For this project, I used a dataset of over 9.5 GB available on Kaggle, containing login records from more than 3 million users over the course of a year.
Originally, this dataset was created for research on Risk-Based Authentication (RBA) systems and synthesized from real-world login behavior of users on a large-scale online service in Norway. The data is fully synthetic, designed to reflect plausible usage patterns without exposing sensitive user information.
While its initial purpose was cybersecurity research, I leveraged the richness and granularity of this dataset to perform frequency and recency analyses, as well as calculate daily, weekly, and monthly active users, adapting it to a context of user analytics and adoption and retention metrics.
This work is based on the dataset published by Stephan Wiefling, Paul René Jørgensen, Sigurd Thunem, and Luigi Lo Iacono, under a Creative Commons Attribution 4.0 (CC BY 4.0) license.
To prepare the dataset and adapt it for user analytics, I followed the steps below in Python.
Initial filtering to exclude failed login records, resulting in 12,541,442 records.
Filtering out records associated with potential attacks, leaving 11,736,951 records.
Filtering out records related to account takeovers, obtaining 11,308,156 records.
Selecting only the relevant columns for analysis, reducing the dataset size from 3.1 GB to 2.7 GB.
Grouping by user and date (since only daily logins are relevant), obtaining 8,815,307 records, and calculating Daily Active Users (DAU), distinguishing first-time logins from returning users.
Exploratory data analysis:
Unique users: 2,933,249
Minimum date: 2020-02-03
Maximum date: 2021-02-11
Number of unique dates: 375
Creation of a weekly calendar table based on the detected date range.
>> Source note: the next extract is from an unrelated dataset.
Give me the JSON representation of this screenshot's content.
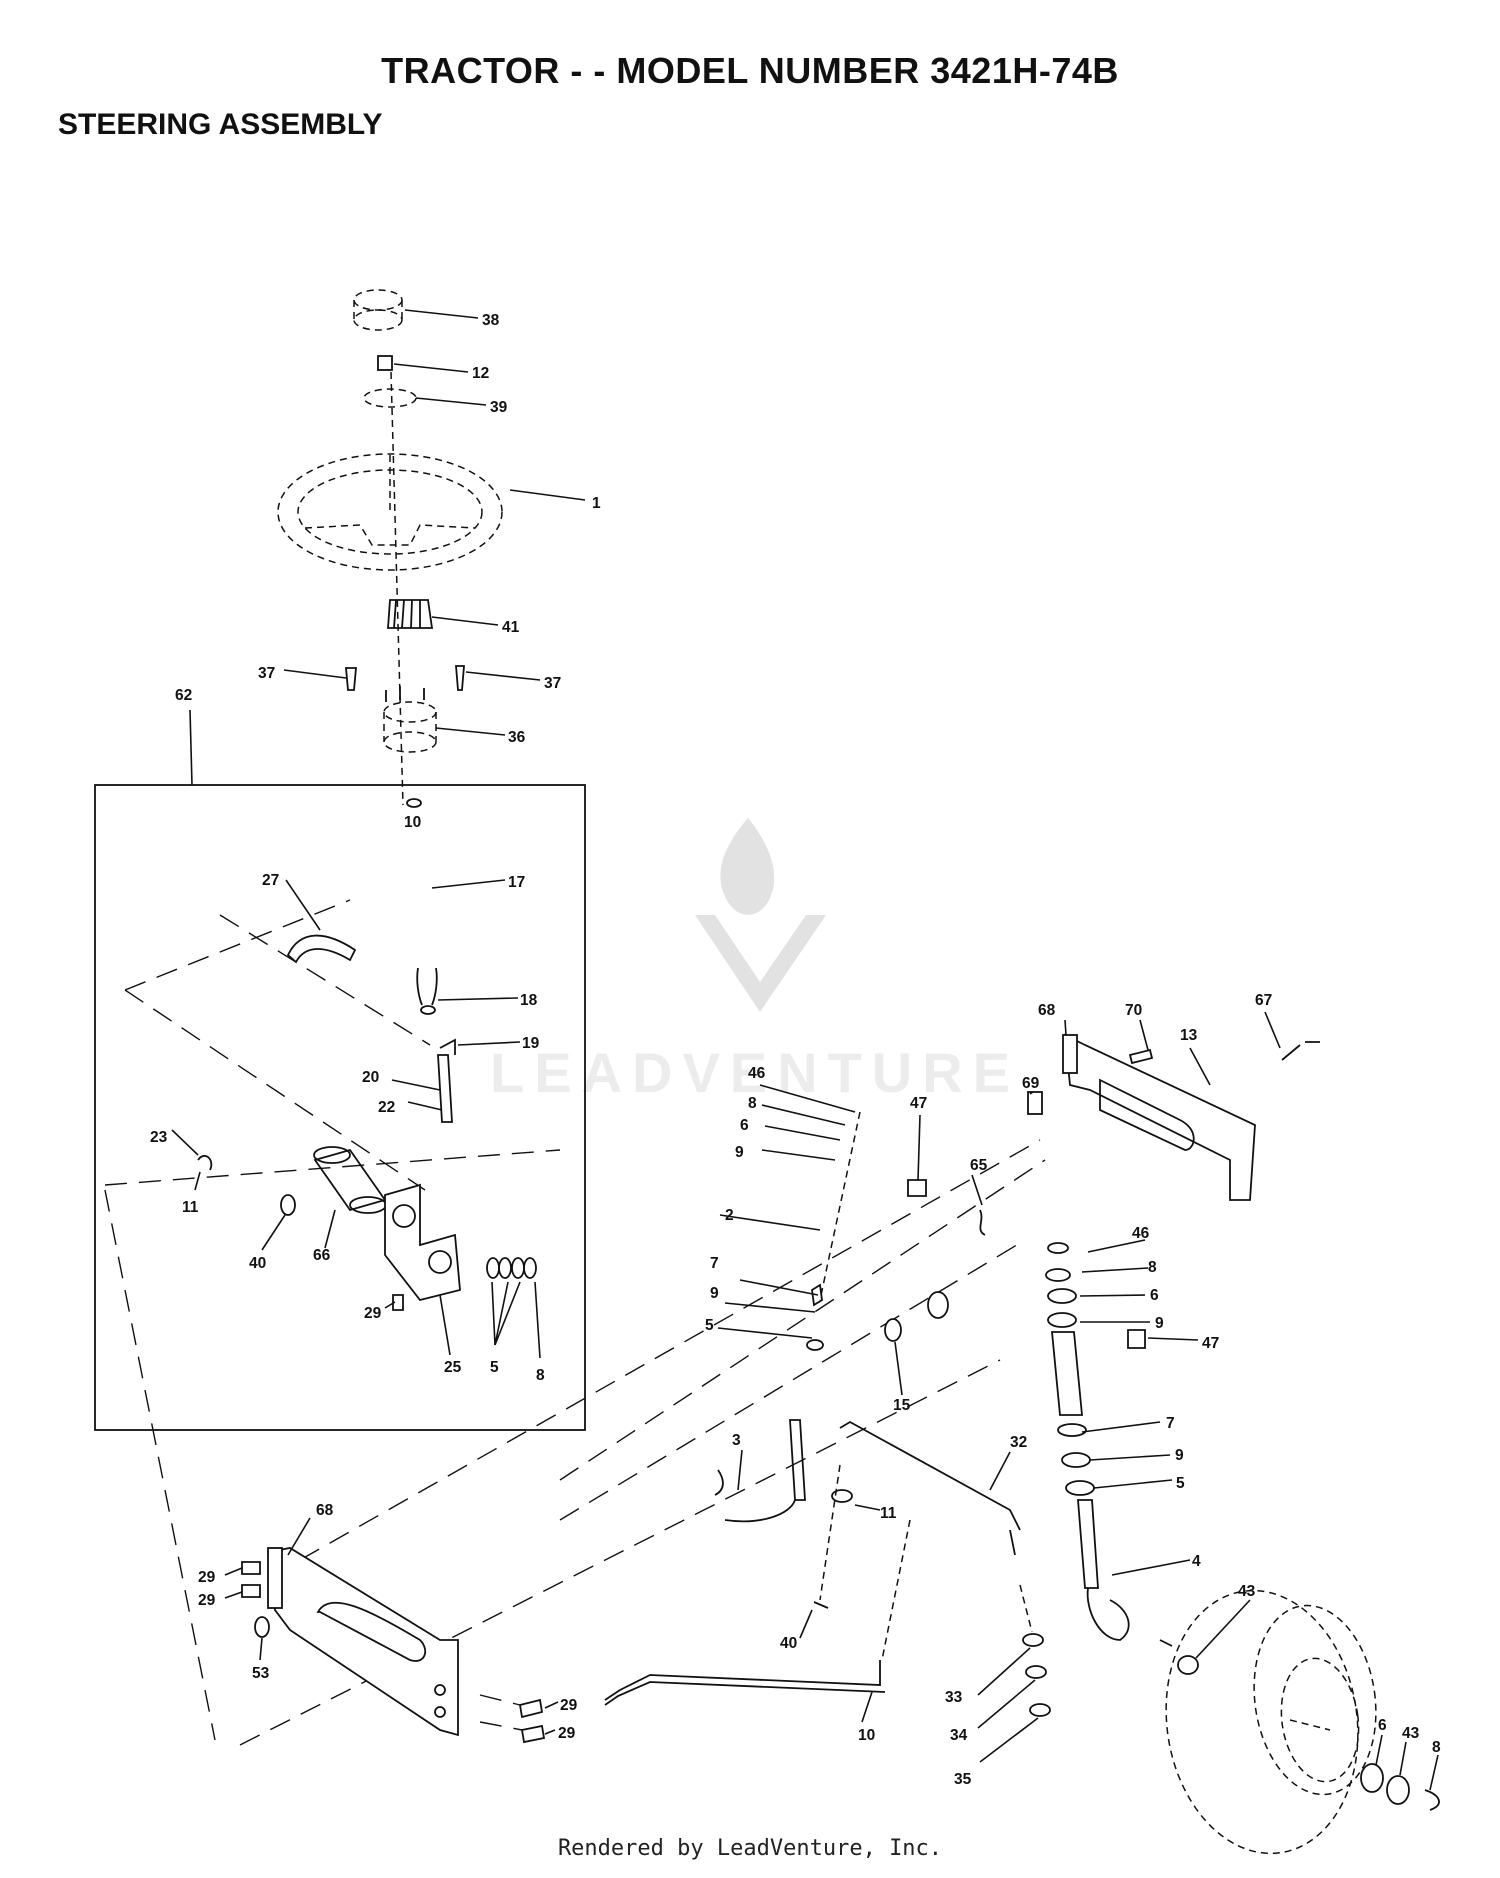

A daily calendar was avoided due to the enormous volume of records it would have generated (~1,099,968,375 records).
Re-grouping users and their logins by week, generating a per-user weekly calendar (one row per user per week), and merging it with login data. Certain data normalization was applied to facilitate metric calculations.
Calculation of frequency and recency statistics required for the adoption and retention indicators.
Work in progress - project will include:
Total users KPIs
Filters by date period, country, region, device type, browser, OS, etc.
DAU (daily active users) distinguishing "first login" (of a certain user) vs. "previously active".
Recency Categories (logged in this week, this month, this quarter, this year, ever, never) for each user (pie charts).
Weekly and monthly evolution of each category for each user (complete user-calendar analyisis; bar charts pero week/month/etc), as a sofistication of WAU and MAU analysis.